Though Kevin Korlov conscientiously pays rent on a seedy studio, he finds himself going there less and less, especially during the dank Parisian winter. Draped in dusty sheets, his half-finished works seem to reproach him while he lives his calm, staid life across town, a life that becomes even more austere when his mistress abruptly abandons him for someone more vibrant. She’s a music teacher in Lyon, and when she leaves her pupils, she wants “Liszt! Scriabin! Not some diddle, diddle, diddle on the keyboard of Life itself.” As a consolation prize, she tells Korlov he can keep her elderly dachshund.

By Page 3, it’s clear that De Combray knows exactly how to ring crucial changes upon a conventional theme. His artist-hero is the antithesis of the stereotype; thinking pragmatically, dressing traditionally, uncomfortably aware that “sculptor” hardly describes his primary occupation anymore.

Advertisement

A rare encounter with his art dealer, an international bon vivant , inspires him to experiment with the Minitel hooked up to his telephone, a computer device that not only lets subscribers pay their bills, make reservations and receive weather reports but can also function as an electronic Lonely Hearts club, enabling members to meet and chat on the tiny screen. The art dealer, of course, has already made full use of the gadget to enliven his nights. Alone, bored, and suddenly conscious that he has barely benefited from the wonders Paris has to offer, Kevin Korlov decides to give it a whirl, though his only previous try--so Kevin-like--had been to check his bank balance.

His self-esteem at a particularly low ebb, he signs on as “Invisible Man” and is astonished at the flood of people willing to meet him in the wee hours of the morning. Though he realizes that the Minitel has been usurped by types who might otherwise be soliciting on the Rue St. Denis or Place Pigalle, he’s intrigued in spite of himself, responding to a woman whose pseudonyms are “Treasures of Tenderness” and “Woman Under Silk.” Curtly dismissing him at first, she eventually agrees to meet him at a restaurant in a chic neighborhood.
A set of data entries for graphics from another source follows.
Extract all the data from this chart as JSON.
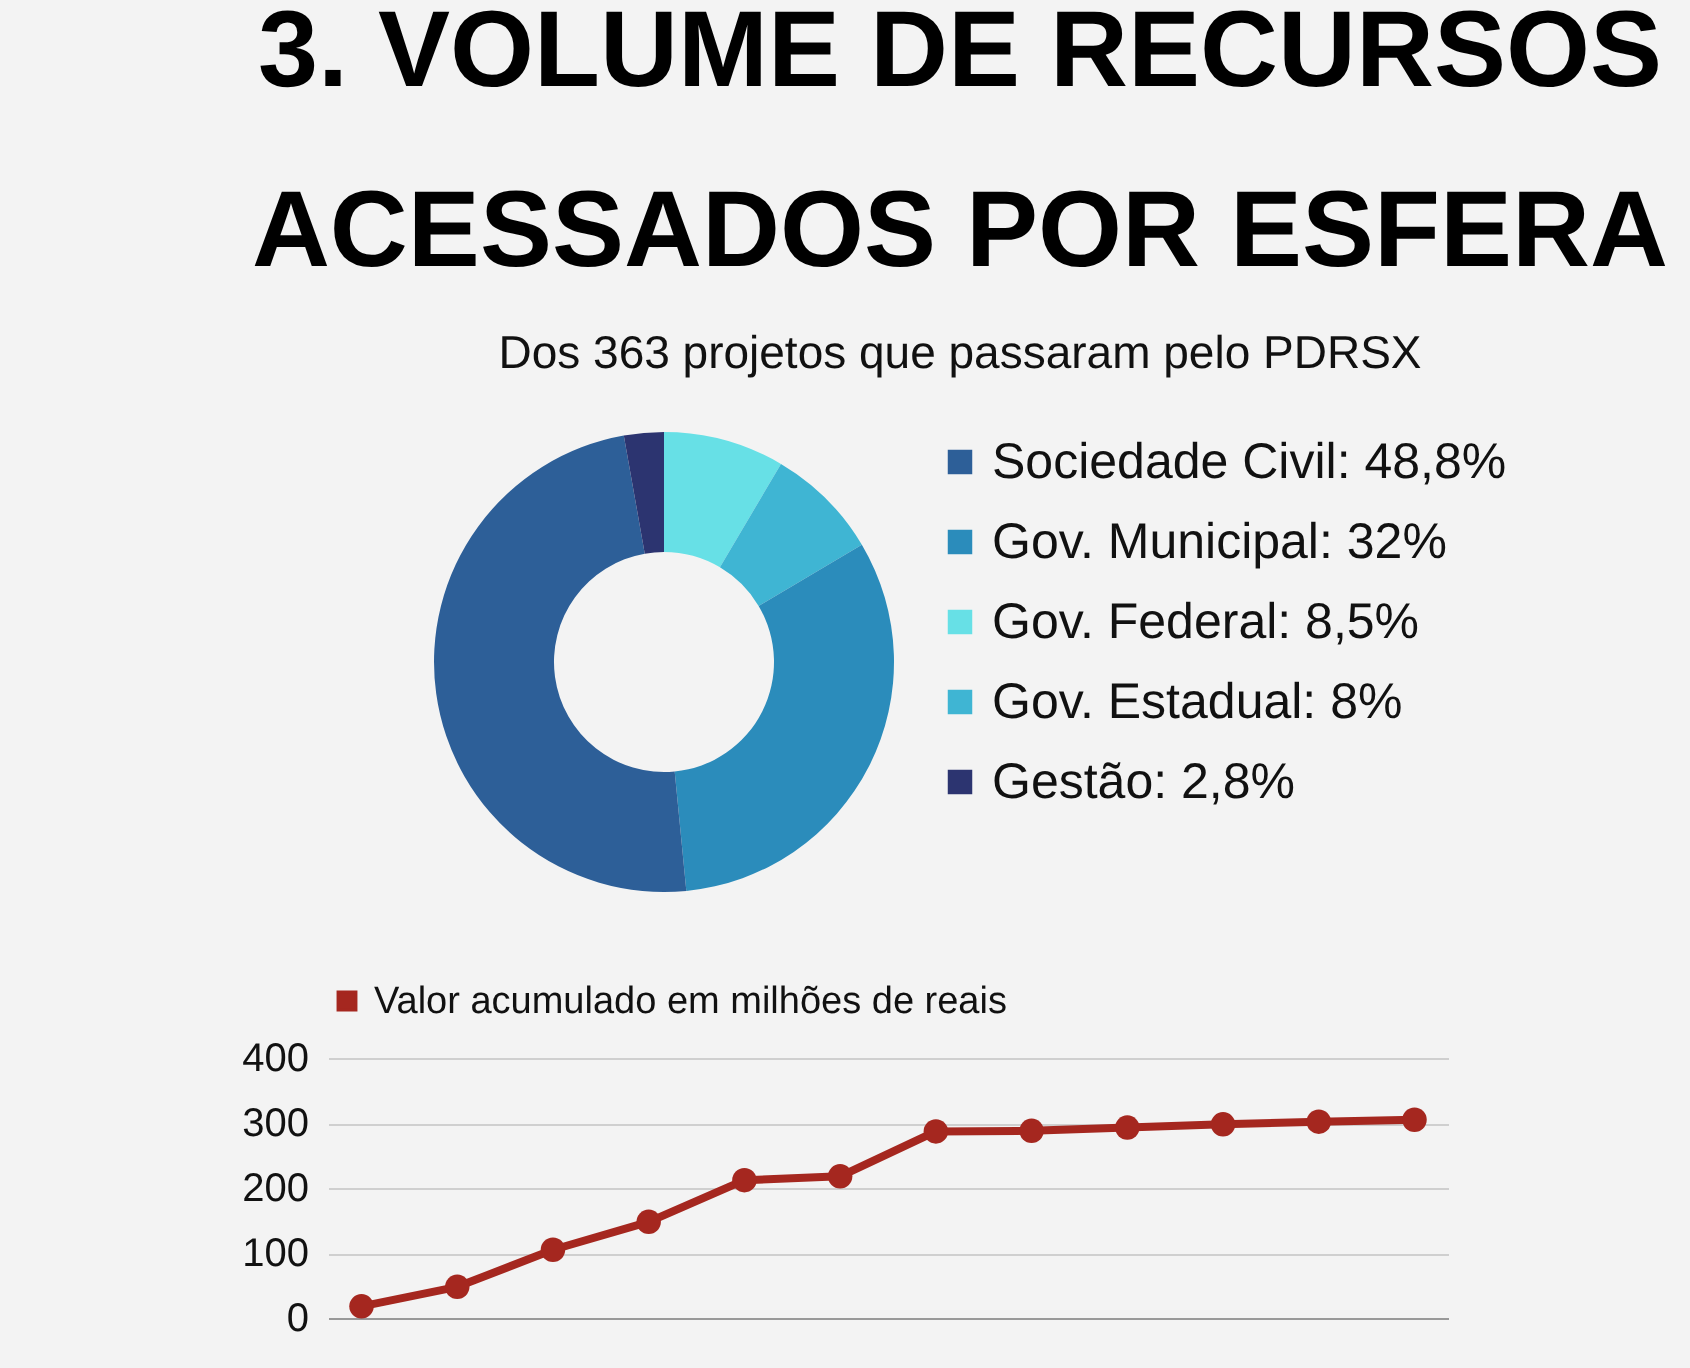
{
  "chart_data": [
    {
      "type": "donut",
      "title": "3. VOLUME DE RECURSOS ACESSADOS POR ESFERA",
      "subtitle": "Dos 363 projetos que passaram pelo PDRSX",
      "categories": [
        "Gov. Federal",
        "Gov. Estadual",
        "Gov. Municipal",
        "Sociedade Civil",
        "Gestão"
      ],
      "values": [
        8.5,
        8,
        32,
        48.8,
        2.8
      ],
      "value_labels": [
        "8,5%",
        "8%",
        "32%",
        "48,8%",
        "2,8%"
      ],
      "colors": [
        "#67e0e6",
        "#3fb5d3",
        "#2b8cbb",
        "#2d5f98",
        "#2c3470"
      ],
      "legend": "right"
    },
    {
      "type": "line",
      "categories": [
        null,
        null,
        null,
        null,
        null,
        null,
        null,
        null,
        null,
        null,
        null,
        null
      ],
      "series": [
        {
          "name": "Valor acumulado em milhões de reais",
          "color": "#a5271f",
          "values": [
            18,
            48,
            105,
            148,
            212,
            218,
            287,
            288,
            293,
            298,
            302,
            305
          ]
        }
      ],
      "ylim": [
        0,
        400
      ],
      "yticks": [
        0,
        100,
        200,
        300,
        400
      ],
      "grid": "y",
      "legend": "top",
      "marker": "circle",
      "tick_labels": "y"
    }
  ]
}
Glamorous, mysterious, of indeterminate age and vague occupation, she fascinates and eludes him. Each subsequent meeting deepens his attraction. By turns, she appears as a worldly sophisticate, a hoydenish gamin, a primly ladylike ingenue, each costume defining a new character with a dramatic biography to match. When she finally allows him to make love to her, Korlov can hardly believe his good fortune. Fundamentally a sweet and honorable American boy, he tries to extract a declaration of love from her, even allowing himself to dream of marriage, but she evades commitment, defusing his pleading with ever-more elaborate fantasies.

After one passionate, champagne-drenched night, she persuades him to fly off to Morocco. Concealing his misgivings, he agrees, trying valiantly to be the wild, uninhibited lover his fascinating Lea desires. On a drive through the countryside, they have an accident, injuring a child. Ever the chivalrous American, Korlov accepts the blame as driver and is detained by the rural police while his madcap Lea returns to Paris for money to placate the girl’s family and cover the fine. Though the sum represents Korlov’s entire capital, he offers it without hesitation. When she returns with the funds, elegantly dressed, once again the soigne Parisian, it’s only to say goodby.

The adventure is over, but to Korlov’s surprise, the money is replaced in his account, its source unknown, but guessed. Within the space of a few hectic, magical weeks and less than 200 mesmerizing pages, Kevin Korlov has been turned from an innocent abroad into a man of the world. Far more subtle and layered than the familiar plot might suggest, “Lost in the City of Light” is a supremely inventive and poignant variation on an enduring and versatile theme.